Stuck up and shallow, was how Logan had always thought of the man. But the bits and pieces of Warren's life scattered around what used to be his personal space, spoke of a man who felt deeply and had been hurt one time too many. Warren had pictures of past loves and old letters that he had received.

By the end of it all, Logan wished that he had known Warren better, so that he could have offered to help him... or just to let Warren know that if he needed someone, Logan would be there.

That was how it started.

Each night, Logan would go up to someone's bedroom and explore their personal artifacts. Even though they were long dead now, it still seemed important to him that he learn about these people he had lived with and fought along side.

Looking back, he supposed that being a loner, like he was, and keeping himself somewhat distant, might not have been the best way to handle things.
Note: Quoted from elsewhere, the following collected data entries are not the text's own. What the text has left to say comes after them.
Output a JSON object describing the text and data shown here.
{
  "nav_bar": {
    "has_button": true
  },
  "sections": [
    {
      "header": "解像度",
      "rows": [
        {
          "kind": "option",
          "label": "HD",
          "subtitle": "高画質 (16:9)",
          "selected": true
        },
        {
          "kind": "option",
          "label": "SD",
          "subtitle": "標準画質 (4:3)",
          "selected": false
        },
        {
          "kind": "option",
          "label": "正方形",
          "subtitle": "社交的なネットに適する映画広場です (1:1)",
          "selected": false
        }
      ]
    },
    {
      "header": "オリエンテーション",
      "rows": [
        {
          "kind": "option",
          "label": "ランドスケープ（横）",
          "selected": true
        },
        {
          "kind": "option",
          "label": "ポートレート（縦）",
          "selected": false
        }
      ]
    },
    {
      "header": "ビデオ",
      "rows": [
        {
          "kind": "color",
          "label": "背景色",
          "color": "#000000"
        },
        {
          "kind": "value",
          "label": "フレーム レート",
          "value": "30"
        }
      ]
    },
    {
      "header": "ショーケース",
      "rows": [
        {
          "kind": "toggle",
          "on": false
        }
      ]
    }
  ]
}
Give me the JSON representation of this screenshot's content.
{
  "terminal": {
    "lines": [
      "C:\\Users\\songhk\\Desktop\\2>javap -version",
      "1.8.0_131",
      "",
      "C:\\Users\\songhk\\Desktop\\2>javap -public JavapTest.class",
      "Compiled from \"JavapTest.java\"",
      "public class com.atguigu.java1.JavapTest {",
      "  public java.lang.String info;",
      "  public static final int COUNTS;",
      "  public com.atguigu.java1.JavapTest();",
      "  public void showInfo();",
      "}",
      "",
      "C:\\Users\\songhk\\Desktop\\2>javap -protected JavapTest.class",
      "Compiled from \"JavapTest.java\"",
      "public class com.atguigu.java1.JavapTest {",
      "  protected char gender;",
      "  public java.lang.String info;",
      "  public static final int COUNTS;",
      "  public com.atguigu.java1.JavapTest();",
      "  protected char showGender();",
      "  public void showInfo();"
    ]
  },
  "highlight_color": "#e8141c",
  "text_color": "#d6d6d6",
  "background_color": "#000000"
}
But the other side of that was that he had come to them. He had chosen to stay with them and join their team. So, even though he didn't get close to anyone on a personal level, they were his comrades. No, none of them were close to him. But they were close enough. And it had been just what he needed at that time.

Early in his explorations of the bedrooms, Logan was surprised to find that several of the residents of the mansion kept personal journals or diaries. A few of them mentioned in the opening pages that Professor Frost had suggested that they keep journals to sort out their thoughts and feelings by putting them into words.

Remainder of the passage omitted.